VA requirements

VA Income Requirements for Loans: Verifiable Income Only

December 12, 2013

VA Income Requirements for Loans: Verifiable Income Only

In our previous post we discussed VA loan requirements for employment and income. One thing we mentioned briefly are the VA income requirements that lenders use only “verifiable” income to calculate the borrower’s creditworthiness, plus the debt-to-income ratio. What does this mean? What is “verifiable income”?

VA Pamphlet 26-7 Chapter Four describes the VA income requirements. For non-military income, the lender must verify the borrower has (in general) a two year minimum employment history, not necessarily with the same employer or company the entire time. For that income, the lender must determine whether it can be used to qualify for the VA loan, as described in Chapter Four which instructs the loan officer:

“Identify and verify income available to meet:

  • The mortgage payment
  • Shelter expenses
  • Debts and obligations
  • Family living expenses.

Evaluate whether verified income is:

  • Stable and reliable
  • Anticipated to continue during the foreseeable future, and sufficient in amount.”

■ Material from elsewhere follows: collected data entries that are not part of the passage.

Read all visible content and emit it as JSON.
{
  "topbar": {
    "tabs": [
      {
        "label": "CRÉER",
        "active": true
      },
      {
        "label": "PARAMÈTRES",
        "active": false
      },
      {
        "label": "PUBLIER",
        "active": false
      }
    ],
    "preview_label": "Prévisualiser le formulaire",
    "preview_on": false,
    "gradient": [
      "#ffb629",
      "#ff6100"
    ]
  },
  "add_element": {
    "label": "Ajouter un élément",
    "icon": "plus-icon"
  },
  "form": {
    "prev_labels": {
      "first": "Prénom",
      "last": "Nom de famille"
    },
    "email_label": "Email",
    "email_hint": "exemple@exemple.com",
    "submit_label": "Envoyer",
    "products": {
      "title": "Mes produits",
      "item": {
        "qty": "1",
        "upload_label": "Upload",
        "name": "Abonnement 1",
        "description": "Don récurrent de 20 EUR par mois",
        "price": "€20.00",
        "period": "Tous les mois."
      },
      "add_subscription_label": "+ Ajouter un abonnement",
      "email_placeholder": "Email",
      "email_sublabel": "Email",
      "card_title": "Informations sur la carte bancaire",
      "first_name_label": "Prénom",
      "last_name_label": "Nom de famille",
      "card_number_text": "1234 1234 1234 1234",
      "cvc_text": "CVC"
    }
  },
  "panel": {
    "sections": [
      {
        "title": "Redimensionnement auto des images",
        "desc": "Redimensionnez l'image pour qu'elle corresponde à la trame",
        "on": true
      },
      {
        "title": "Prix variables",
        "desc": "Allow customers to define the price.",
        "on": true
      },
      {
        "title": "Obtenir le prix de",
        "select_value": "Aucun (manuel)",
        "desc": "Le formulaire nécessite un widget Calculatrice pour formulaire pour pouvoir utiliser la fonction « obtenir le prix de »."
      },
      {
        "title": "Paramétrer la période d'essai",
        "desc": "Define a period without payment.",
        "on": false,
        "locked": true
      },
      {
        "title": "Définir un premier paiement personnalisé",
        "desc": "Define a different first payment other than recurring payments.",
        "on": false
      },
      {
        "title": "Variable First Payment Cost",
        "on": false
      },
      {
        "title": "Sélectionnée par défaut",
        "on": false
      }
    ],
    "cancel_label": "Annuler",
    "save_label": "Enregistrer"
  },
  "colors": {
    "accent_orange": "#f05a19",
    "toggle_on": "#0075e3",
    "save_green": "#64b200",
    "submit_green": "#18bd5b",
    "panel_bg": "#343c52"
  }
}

The lender is not permitted to use income that is not stable, reliable and likely to continue. That’s why GI Bill housing stipends can’t be used to qualify (those stipends run out after a specified time and are therefore not considered likely to continue) and why part-time income from activities like online sales on eBay,, etc. can’t be used, either. (The lender may use discretion in determining income from full-time business concerns that include these sales avenues–talk to your loan officer to learn more.)

Child support, alimony, some types of public assistance, trust fund income and other types of non-job income MAY be counted if it meets VA standards.

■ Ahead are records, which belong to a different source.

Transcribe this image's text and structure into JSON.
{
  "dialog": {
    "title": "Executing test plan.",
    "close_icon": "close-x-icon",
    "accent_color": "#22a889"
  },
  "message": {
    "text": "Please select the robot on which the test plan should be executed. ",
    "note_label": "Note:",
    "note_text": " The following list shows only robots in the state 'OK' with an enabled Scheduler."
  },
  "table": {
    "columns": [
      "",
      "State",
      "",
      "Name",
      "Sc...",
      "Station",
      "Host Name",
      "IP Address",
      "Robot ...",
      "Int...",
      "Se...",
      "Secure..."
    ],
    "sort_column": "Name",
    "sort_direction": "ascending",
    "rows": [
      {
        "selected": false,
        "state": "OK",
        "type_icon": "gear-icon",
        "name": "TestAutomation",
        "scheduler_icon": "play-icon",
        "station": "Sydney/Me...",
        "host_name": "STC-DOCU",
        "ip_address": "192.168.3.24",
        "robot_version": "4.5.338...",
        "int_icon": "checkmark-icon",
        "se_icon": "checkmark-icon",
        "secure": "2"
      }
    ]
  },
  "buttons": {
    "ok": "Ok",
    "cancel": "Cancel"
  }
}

Spouse income may also be counted. Chapter Four says, “Verify and treat the income of a spouse who will be contractually obligated on the loan the same as the veteran’s income.” The lender is required to comply with the Equal Credit Opportunity Act in such cases when the spouse is not considered contractually obliged on the loan. However, Chapter Four says, “In community property States, information concerning a spouse may be requested and considered in the same manner as for the applicant, even if the spouse will not be contractually obligated on the loan.”

To verify income and income stability, the VA lender will request pay stubs, tax information, and other data from the applicant. Borrowers should expect to provide tax forms and the most recent pay stubs from any income they wish to use to qualify for the VA mortgage loan.

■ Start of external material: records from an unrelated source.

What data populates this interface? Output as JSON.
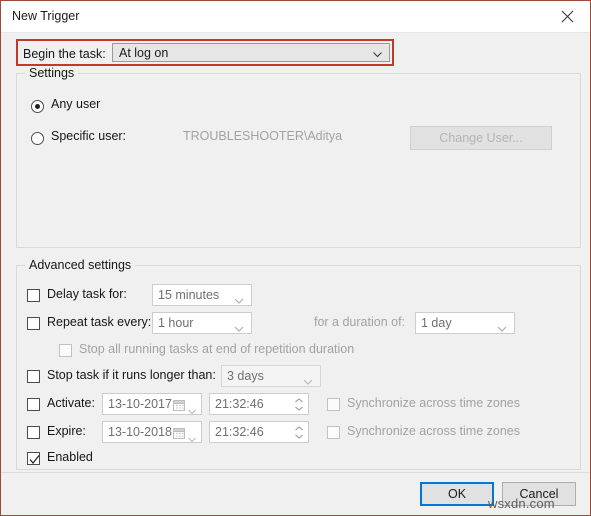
{
  "window": {
    "title": "New Trigger",
    "close_icon": "close-icon",
    "border_color": "#9b4a3c",
    "background": "#f0f0f0"
  },
  "highlight": {
    "color": "#c0392b",
    "target": "begin-the-task-row"
  },
  "begin": {
    "label": "Begin the task:",
    "value": "At log on",
    "arrow_icon": "chevron-down-icon"
  },
  "settings": {
    "title": "Settings",
    "any_user": {
      "label": "Any user",
      "checked": true
    },
    "specific_user": {
      "label": "Specific user:",
      "checked": false,
      "value": "TROUBLESHOOTER\\Aditya"
    },
    "change_user_button": {
      "label": "Change User...",
      "enabled": false
    }
  },
  "advanced": {
    "title": "Advanced settings",
    "delay_task": {
      "label": "Delay task for:",
      "checked": false,
      "value": "15 minutes",
      "arrow_icon": "chevron-down-icon"
    },
    "repeat_task": {
      "label": "Repeat task every:",
      "checked": false,
      "value": "1 hour",
      "arrow_icon": "chevron-down-icon"
    },
    "duration": {
      "label": "for a duration of:",
      "value": "1 day",
      "arrow_icon": "chevron-down-icon",
      "enabled": false
    },
    "stop_all_running": {
      "label": "Stop all running tasks at end of repetition duration",
      "checked": false,
      "enabled": false
    },
    "stop_task_longer": {
      "label": "Stop task if it runs longer than:",
      "checked": false,
      "value": "3 days",
      "arrow_icon": "chevron-down-icon"
    },
    "activate": {
      "label": "Activate:",
      "checked": false,
      "date": "13-10-2017",
      "time": "21:32:46",
      "calendar_icon": "calendar-icon",
      "sync_label": "Synchronize across time zones",
      "sync_checked": false,
      "sync_enabled": false
    },
    "expire": {
      "label": "Expire:",
      "checked": false,
      "date": "13-10-2018",
      "time": "21:32:46",
      "calendar_icon": "calendar-icon",
      "sync_label": "Synchronize across time zones",
      "sync_checked": false,
      "sync_enabled": false
    },
    "enabled": {
      "label": "Enabled",
      "checked": true
    }
  },
  "footer": {
    "ok_label": "OK",
    "cancel_label": "Cancel",
    "focused_button": "OK"
  },
  "watermark": {
    "text": "wsxdn.com"
  }
}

As we’ve mentioned before, there is no VA minimum income dollar amount set for loan approval, the lender must determine the borrower’s income amount, the debt-to-income ratio, and whether the borrower can afford the loan with the mortgage payment added to the current debt-to-income ratio.

Do you have questions about VA home loans? Ask us in the comments section. 

  1. Robert Jones

    Dear Bruce. my wife and I are current home owners in San Diego CA. My wife is due to retire in 2016 from the Navy and I'm a disabled Navy VET as well. We're currently in a chpt 13 and should be completed in 2015. We're planning to move to Arkansas after my wife retires. Do you see us having a problem with getting a VA loan for our new home in Ark and can you provide some advice as to what we should be working on now to make sure we're able to get a loan?

    • Joe Wallace

      It's difficult to say whether a VA loan would be considered or not--different lenders have different requirements. Your best bet is to work on reestablishing good credit and a history of reliable payments to the time your loan application is turned in. When you're ready you can apply for a loan or explore your pre-approval options at (a private company and not a government website.)

  2. Christina Whoolery

    My husband and I own a home in CO using a conventional loan. When we were relocated, we opted to turn that property into a rental. However, the loan did not change, and is still a main residence. If we opt to buy in NY and we still own the property in CO, can we still qualify for the VA loan? I was not sure if there is an issue with already having a primary residential loan.

    • Joe Wallace

      VA loan rules do not prevent a borrower who has a conventional mortgage already from applying for a VA mortgage. The VA loan rules state that any property purchased with a VA guaranteed mortgage must be the borrower's primary residence--it must be personally occupied by the borrower unless it has been refinanced with a VA Streamline Refinance Loan. The real issue would be whether or not the borrower can afford the new VA loan under debt-to-income guidelines, but if that is not a problem, the borrower would only be subject to the typical home loan credit qualifying process.



    • Joe Wallace

      Are you an eligible veteran?

  4. william zissovitis

    can you get a va loan if there is judgement against you or pending

    • Joe Wallace

      That may depend on a variety of factors including the nature of the judgment.